Heusenstamm station is the station of Heusenstamm in the German state of Hesse. It is served by line S2 of the Rhine-Main S-Bahn.

== History==

Heusenstamm station was opened on 1 December 1898 as a single-track Haltepunkt (halt) along with the Offenbach-Bieber–Dietzenbach railway, which branches off the Rodgau Railway (Rodgaubahn) in Offenbach-Bieber. Trains ran on this line between Dietzenbach (Hess) station and Offenbach Hauptbahnhof.

Passenger services on the line were discontinued on 18 June 1982, because traffic on it had been significantly affected by increasing car ownership.
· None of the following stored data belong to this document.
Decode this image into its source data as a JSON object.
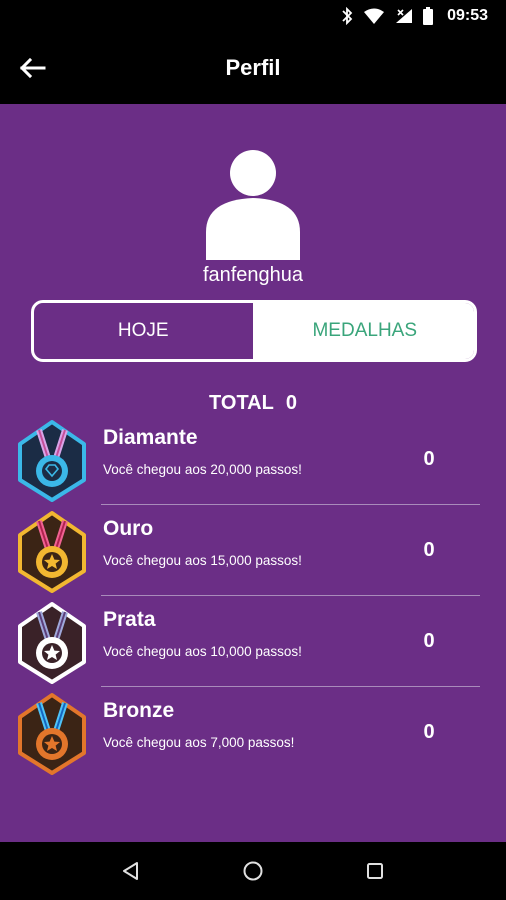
{
  "status_bar": {
    "time": "09:53",
    "icons": [
      "bluetooth-icon",
      "wifi-icon",
      "signal-icon",
      "battery-icon"
    ]
  },
  "app_bar": {
    "title": "Perfil",
    "back_icon": "arrow-left-icon"
  },
  "profile": {
    "avatar_icon": "person-icon",
    "username": "fanfenghua"
  },
  "tabs": {
    "hoje": "HOJE",
    "medalhas": "MEDALHAS",
    "selected": "MEDALHAS"
  },
  "total": {
    "label": "TOTAL",
    "value": "0"
  },
  "medals": [
    {
      "name": "Diamante",
      "description": "Você chegou aos 20,000 passos!",
      "count": "0",
      "icon": "diamond-medal-icon",
      "color": "#3bb8e8"
    },
    {
      "name": "Ouro",
      "description": "Você chegou aos 15,000 passos!",
      "count": "0",
      "icon": "gold-medal-icon",
      "color": "#f2b731"
    },
    {
      "name": "Prata",
      "description": "Você chegou aos 10,000 passos!",
      "count": "0",
      "icon": "silver-medal-icon",
      "color": "#ffffff"
    },
    {
      "name": "Bronze",
      "description": "Você chegou aos 7,000 passos!",
      "count": "0",
      "icon": "bronze-medal-icon",
      "color": "#e3762b"
    }
  ],
  "nav_bar": {
    "buttons": [
      "back-triangle-icon",
      "home-circle-icon",
      "recents-square-icon"
    ]
  },
  "colors": {
    "background": "#6b2e86",
    "tab_selected_text": "#3aa57b"
  }
}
The station had a ticket office until then. The line was then used only for a small amount of freight traffic and the rail passenger services were replaced by buses. Services on line S2 of the Rhine-Main S-Bahn commenced at the 2003/2004 timetable change on 14 December 2003.
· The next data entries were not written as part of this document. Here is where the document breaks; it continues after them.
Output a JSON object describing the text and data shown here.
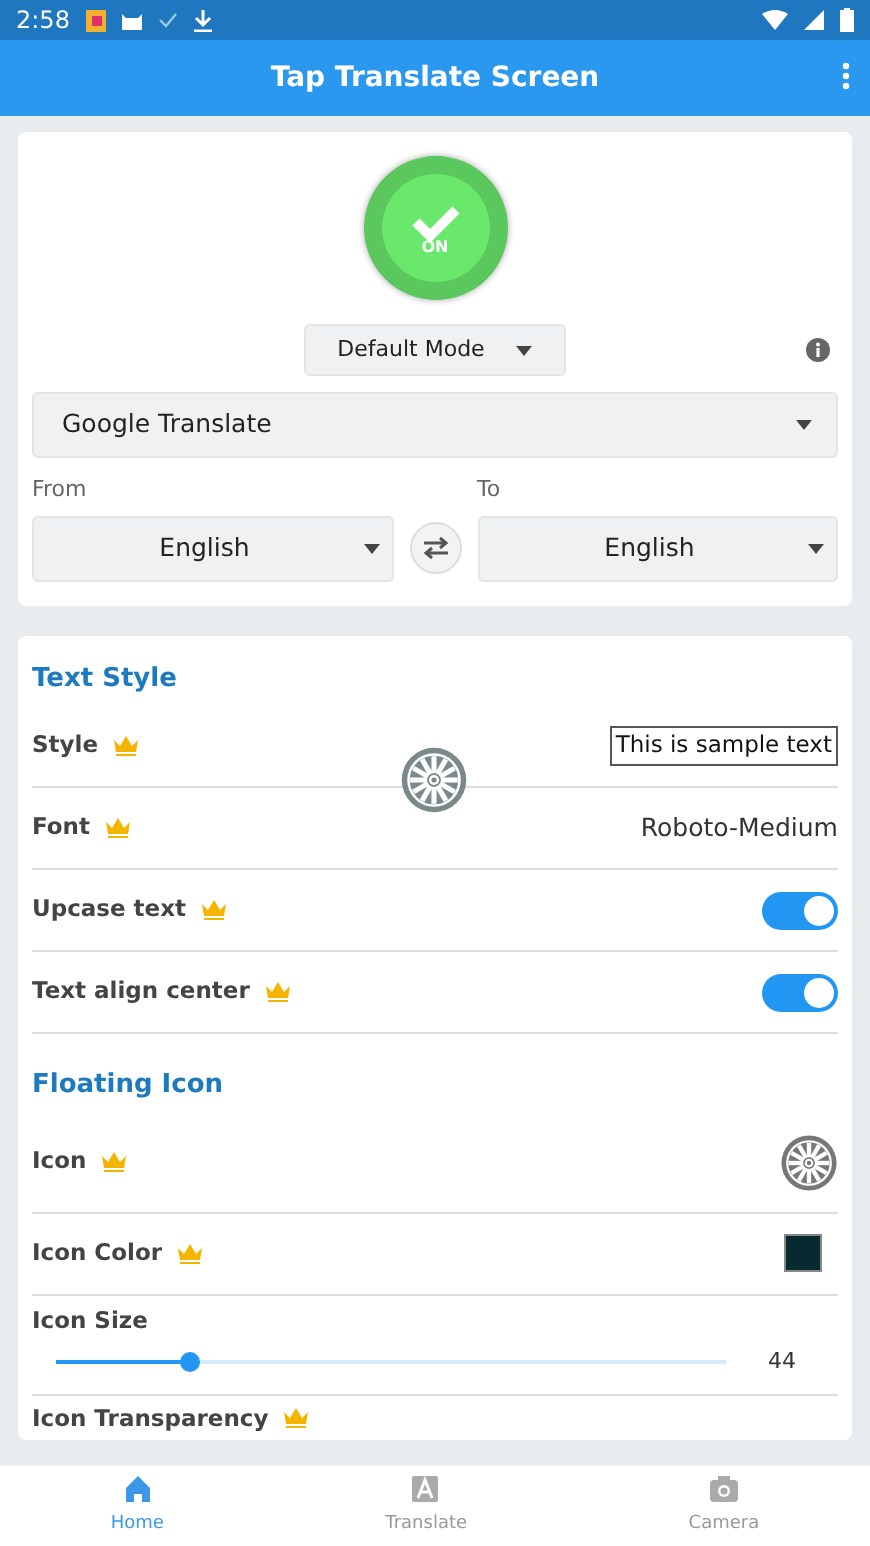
{
  "status_bar": {
    "time": "2:58"
  },
  "app_bar": {
    "title": "Tap Translate Screen"
  },
  "power": {
    "on": true,
    "label": "ON"
  },
  "mode": {
    "value": "Default Mode"
  },
  "translator": {
    "value": "Google Translate"
  },
  "from": {
    "label": "From",
    "value": "English"
  },
  "to": {
    "label": "To",
    "value": "English"
  },
  "sections": [
    {
      "title": "Text Style",
      "rows": [
        {
          "kind": "sample",
          "label": "Style",
          "premium": true,
          "value": "This is sample text"
        },
        {
          "kind": "text",
          "label": "Font",
          "premium": true,
          "value": "Roboto-Medium"
        },
        {
          "kind": "toggle",
          "label": "Upcase text",
          "premium": true,
          "on": true
        },
        {
          "kind": "toggle",
          "label": "Text align center",
          "premium": true,
          "on": true
        }
      ]
    },
    {
      "title": "Floating Icon",
      "rows": [
        {
          "kind": "icon",
          "label": "Icon",
          "premium": true
        },
        {
          "kind": "color",
          "label": "Icon Color",
          "premium": true,
          "color": "#062a30"
        },
        {
          "kind": "slider",
          "label": "Icon Size",
          "premium": false,
          "level": 0.2,
          "reading": "44"
        },
        {
          "kind": "plain",
          "label": "Icon Transparency",
          "premium": true
        }
      ]
    }
  ],
  "nav": [
    {
      "label": "Home",
      "selected": true
    },
    {
      "label": "Translate",
      "selected": false
    },
    {
      "label": "Camera",
      "selected": false
    }
  ]
}
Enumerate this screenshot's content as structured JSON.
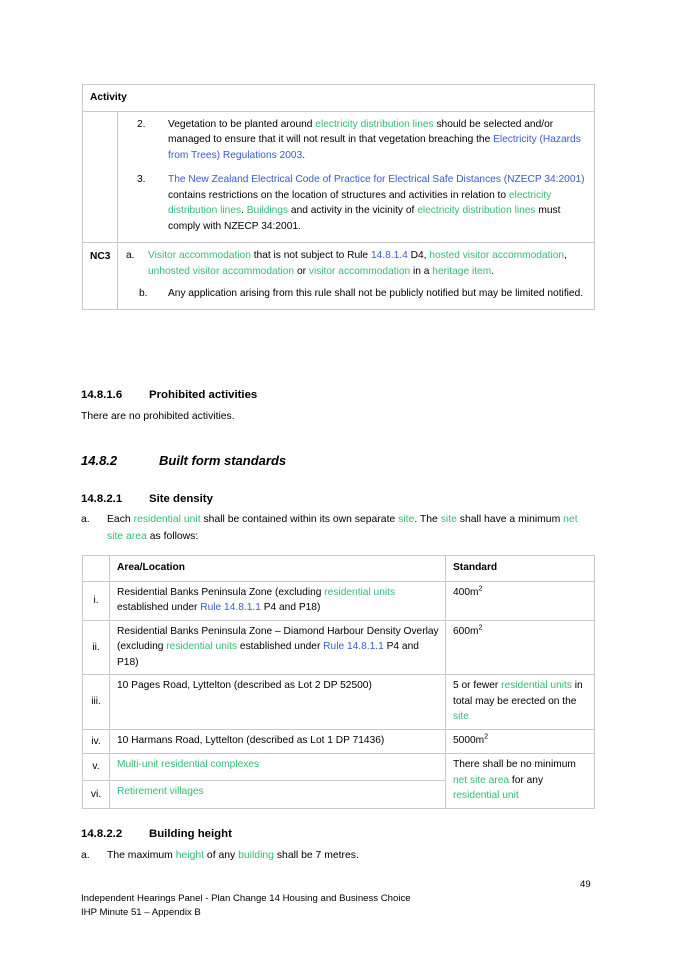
{
  "table_activity": {
    "header": "Activity",
    "rows": [
      {
        "code": "",
        "items": [
          {
            "marker": "2.",
            "text": "Vegetation to be planted around electricity distribution lines should be selected and/or managed to ensure that it will not result in that vegetation breaching the Electricity (Hazards from Trees) Regulations 2003."
          },
          {
            "marker": "3.",
            "text": "The New Zealand Electrical Code of Practice for Electrical Safe Distances (NZECP 34:2001) contains restrictions on the location of structures and activities in relation to electricity distribution lines. Buildings and activity in the vicinity of electricity distribution lines must comply with NZECP 34:2001."
          }
        ]
      },
      {
        "code": "NC3",
        "items": [
          {
            "marker": "a.",
            "text": "Visitor accommodation that is not subject to Rule 14.8.1.4 D4, hosted visitor accommodation, unhosted visitor accommodation or visitor accommodation in a heritage item."
          },
          {
            "marker": "b.",
            "text": "Any application arising from this rule shall not be publicly notified but may be limited notified."
          }
        ]
      }
    ]
  },
  "section_prohibited": {
    "number": "14.8.1.6",
    "title": "Prohibited activities",
    "body": "There are no prohibited activities."
  },
  "section_built_form": {
    "number": "14.8.2",
    "title": "Built form standards"
  },
  "section_site_density": {
    "number": "14.8.2.1",
    "title": "Site density",
    "clause_marker": "a.",
    "clause_text": "Each residential unit shall be contained within its own separate site. The site shall have a minimum net site area as follows:"
  },
  "table_density": {
    "headers": {
      "num": "",
      "area": "Area/Location",
      "standard": "Standard"
    },
    "rows": [
      {
        "num": "i.",
        "area": "Residential Banks Peninsula Zone (excluding residential units established under Rule 14.8.1.1 P4 and P18)",
        "standard": "400m2"
      },
      {
        "num": "ii.",
        "area": "Residential Banks Peninsula Zone – Diamond Harbour Density Overlay (excluding residential units established under Rule 14.8.1.1 P4 and P18)",
        "standard": "600m2"
      },
      {
        "num": "iii.",
        "area": "10 Pages Road, Lyttelton (described as Lot 2 DP 52500)",
        "standard": "5 or fewer residential units in total may be erected on the site"
      },
      {
        "num": "iv.",
        "area": "10 Harmans Road, Lyttelton (described as Lot 1 DP 71436)",
        "standard": "5000m2"
      },
      {
        "num": "v.",
        "area": "Multi-unit residential complexes",
        "standard": "There shall be no minimum net site area for any residential unit"
      },
      {
        "num": "vi.",
        "area": "Retirement villages",
        "standard": ""
      }
    ]
  },
  "section_building_height": {
    "number": "14.8.2.2",
    "title": "Building height",
    "clause_marker": "a.",
    "clause_text": "The maximum height of any building shall be 7 metres."
  },
  "footer": {
    "page_number": "49",
    "line1": "Independent Hearings Panel - Plan Change 14 Housing and Business Choice",
    "line2": "IHP Minute 51 – Appendix B"
  },
  "colors": {
    "definition_green": "#34bb74",
    "cross_reference_blue": "#3b5bce",
    "table_border": "#c9c9c9",
    "text": "#000000"
  }
}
In the course of the development of the line for the S-Bahn, the track layout at the station was altered and the line was double-tracked and electrified. The station was rebuilt from 2001 to 2003 with two side platforms for S-Bahn operations that are barrier-free for the disabled. Previously the station had a main platform next to the entrance building and an island platform.

== Entrance building==
The entrance building from 1898 is listed as a cultural monument under the Hessian monument protection law. The two-storey brick building has been privately owned since 2006 and is now used by the Alter Bahnhof restaurant.

== Operations==
Today, the station is served exclusively by services on S-Bahn line S2. These run to Niedernhausen via Offenbach, Frankfurt and Hofheim. In the opposite direction, the S2 runs to Dietzenbach station.

The S-Bahn trains run on a basic cycle of 30 minutes. During the peak, services run every 15 minutes.

=== Bus services===
Heusenstamm station is served by OF-30, OF-96 and X19 operated by BRH ViaBus GmbH. In addition, a dial-a-taxi service (OF-38) operates late at night and on Sundays.